Is the following code valid?

int i = 5;
void* pv = &i;
void& rv = *pv; // Error here on VC 2005

If not, why isn't it valid?


Its not valid for the same reasons that the following is invalid:
void v = 5;
That is to say: a reference is an object and a valid object.
The same can't be said of a pointer, or any pointer.


Let's make the following assumption: every type is implicitly derived
from void. Many C++ programmers can accept that.


Name one. It's manifestly false; it is, in fact, illegal to
derive from void (or from any incomplete type).

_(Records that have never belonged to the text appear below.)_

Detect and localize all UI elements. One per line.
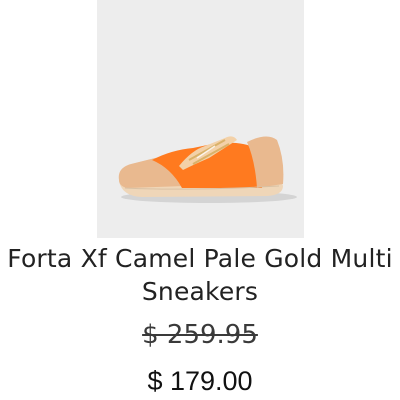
original-price: $ 259.95 [142,320,258,350]
product-image[interactable] [97,0,304,238]
sneaker-image [97,0,304,238]
product-card[interactable]: Forta Xf Camel Pale Gold Multi Sneakers … [0,0,400,400]
product-name[interactable]: Forta Xf Camel Pale Gold Multi Sneakers [0,242,400,308]
sale-price: $ 179.00 [147,366,253,396]
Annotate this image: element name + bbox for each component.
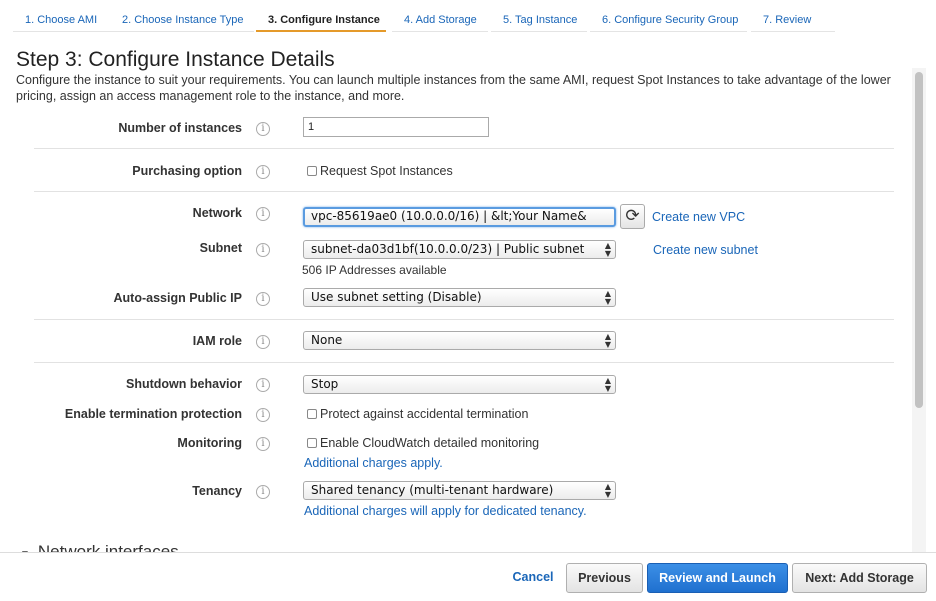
monitoring-info-icon[interactable]: i <box>256 437 270 451</box>
network-label: Network <box>192 206 242 220</box>
review-and-launch-button[interactable]: Review and Launch <box>647 563 788 593</box>
tab-configure-instance[interactable]: 3. Configure Instance <box>256 0 386 32</box>
termination-protection-label: Enable termination protection <box>64 407 242 421</box>
scrollbar-thumb[interactable] <box>915 72 923 408</box>
refresh-network-button[interactable]: ⟳ <box>620 204 645 229</box>
spot-instances-checkbox-label: Request Spot Instances <box>320 164 453 178</box>
tab-choose-ami[interactable]: 1. Choose AMI <box>13 0 110 32</box>
tenancy-info-icon[interactable]: i <box>256 485 270 499</box>
wizard-tabs: 1. Choose AMI 2. Choose Instance Type 3.… <box>0 0 936 34</box>
create-new-vpc-link[interactable]: Create new VPC <box>652 210 745 224</box>
tab-configure-security-group[interactable]: 6. Configure Security Group <box>590 0 747 32</box>
shutdown-behavior-info-icon[interactable]: i <box>256 378 270 392</box>
termination-protection-checkbox-label: Protect against accidental termination <box>320 407 529 421</box>
termination-protection-checkbox[interactable] <box>307 409 317 419</box>
number-of-instances-input[interactable]: 1 <box>303 117 489 137</box>
select-arrows-icon: ▲ ▼ <box>604 482 611 499</box>
spot-instances-option[interactable]: Request Spot Instances <box>307 164 453 178</box>
vertical-scrollbar[interactable] <box>912 68 926 552</box>
select-arrows-icon: ▲ ▼ <box>604 332 611 349</box>
cloudwatch-monitoring-checkbox[interactable] <box>307 438 317 448</box>
tab-choose-instance-type[interactable]: 2. Choose Instance Type <box>110 0 254 32</box>
cloudwatch-monitoring-option[interactable]: Enable CloudWatch detailed monitoring <box>307 436 539 450</box>
tenancy-select[interactable]: Shared tenancy (multi-tenant hardware) ▲… <box>303 481 616 500</box>
network-select[interactable]: vpc-85619ae0 (10.0.0.0/16) | &lt;Your Na… <box>303 207 616 227</box>
auto-assign-ip-select[interactable]: Use subnet setting (Disable) ▲ ▼ <box>303 288 616 307</box>
network-info-icon[interactable]: i <box>256 207 270 221</box>
tab-review[interactable]: 7. Review <box>751 0 835 32</box>
page-title: Step 3: Configure Instance Details <box>16 48 335 71</box>
dedicated-tenancy-charges-link[interactable]: Additional charges will apply for dedica… <box>304 504 587 518</box>
iam-role-label: IAM role <box>192 334 242 348</box>
iam-role-info-icon[interactable]: i <box>256 335 270 349</box>
shutdown-behavior-label: Shutdown behavior <box>126 377 242 391</box>
termination-protection-info-icon[interactable]: i <box>256 408 270 422</box>
network-interfaces-heading: Network interfaces <box>37 542 179 552</box>
configure-instance-panel: Step 3: Configure Instance Details Confi… <box>0 34 912 552</box>
tab-add-storage[interactable]: 4. Add Storage <box>392 0 488 32</box>
number-of-instances-label: Number of instances <box>118 121 242 135</box>
divider <box>34 191 894 192</box>
iam-role-select[interactable]: None ▲ ▼ <box>303 331 616 350</box>
tab-tag-instance[interactable]: 5. Tag Instance <box>491 0 587 32</box>
purchasing-option-info-icon[interactable]: i <box>256 165 270 179</box>
subnet-select[interactable]: subnet-da03d1bf(10.0.0.0/23) | Public su… <box>303 240 616 259</box>
auto-assign-ip-label: Auto-assign Public IP <box>113 291 243 305</box>
divider <box>34 362 894 363</box>
shutdown-behavior-select[interactable]: Stop ▲ ▼ <box>303 375 616 394</box>
select-arrows-icon: ▲ ▼ <box>604 241 611 258</box>
network-select-value: vpc-85619ae0 (10.0.0.0/16) | &lt;Your Na… <box>311 209 587 223</box>
tenancy-select-value: Shared tenancy (multi-tenant hardware) <box>311 483 554 497</box>
shutdown-behavior-select-value: Stop <box>311 377 339 391</box>
ip-addresses-available: 506 IP Addresses available <box>302 263 447 277</box>
divider <box>34 319 894 320</box>
wizard-footer: Cancel Previous Review and Launch Next: … <box>0 552 936 601</box>
cloudwatch-monitoring-checkbox-label: Enable CloudWatch detailed monitoring <box>320 436 540 450</box>
iam-role-select-value: None <box>311 333 343 347</box>
subnet-label: Subnet <box>199 241 242 255</box>
previous-button[interactable]: Previous <box>566 563 643 593</box>
auto-assign-ip-select-value: Use subnet setting (Disable) <box>311 290 482 304</box>
spot-instances-checkbox[interactable] <box>307 166 317 176</box>
select-arrows-icon: ▲ ▼ <box>604 289 611 306</box>
tenancy-label: Tenancy <box>192 484 242 498</box>
next-add-storage-button[interactable]: Next: Add Storage <box>792 563 927 593</box>
purchasing-option-label: Purchasing option <box>132 164 242 178</box>
subnet-info-icon[interactable]: i <box>256 243 270 257</box>
subnet-select-value: subnet-da03d1bf(10.0.0.0/23) | Public su… <box>311 242 585 256</box>
refresh-icon: ⟳ <box>625 206 640 225</box>
cancel-button[interactable]: Cancel <box>503 563 563 593</box>
select-arrows-icon: ▲ ▼ <box>604 376 611 393</box>
create-new-subnet-link[interactable]: Create new subnet <box>653 243 758 257</box>
termination-protection-option[interactable]: Protect against accidental termination <box>307 407 528 421</box>
divider <box>34 148 894 149</box>
monitoring-label: Monitoring <box>177 436 242 450</box>
network-interfaces-section-toggle[interactable]: ▼Network interfaces <box>20 542 179 552</box>
auto-assign-ip-info-icon[interactable]: i <box>256 292 270 306</box>
number-of-instances-info-icon[interactable]: i <box>256 122 270 136</box>
monitoring-charges-link[interactable]: Additional charges apply. <box>304 456 443 470</box>
page-description: Configure the instance to suit your requ… <box>16 73 891 103</box>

Void, as a type, is an incomplete type, which can never be
completed. And in no case can you derive from an incomplete
type. The rules concerning convertion of T* to void* do NOT
obey the rules of derived to base (which only works if the types
are complete), and of course, work even in cases where
inheritance would be illegal, e.g. int* to void*.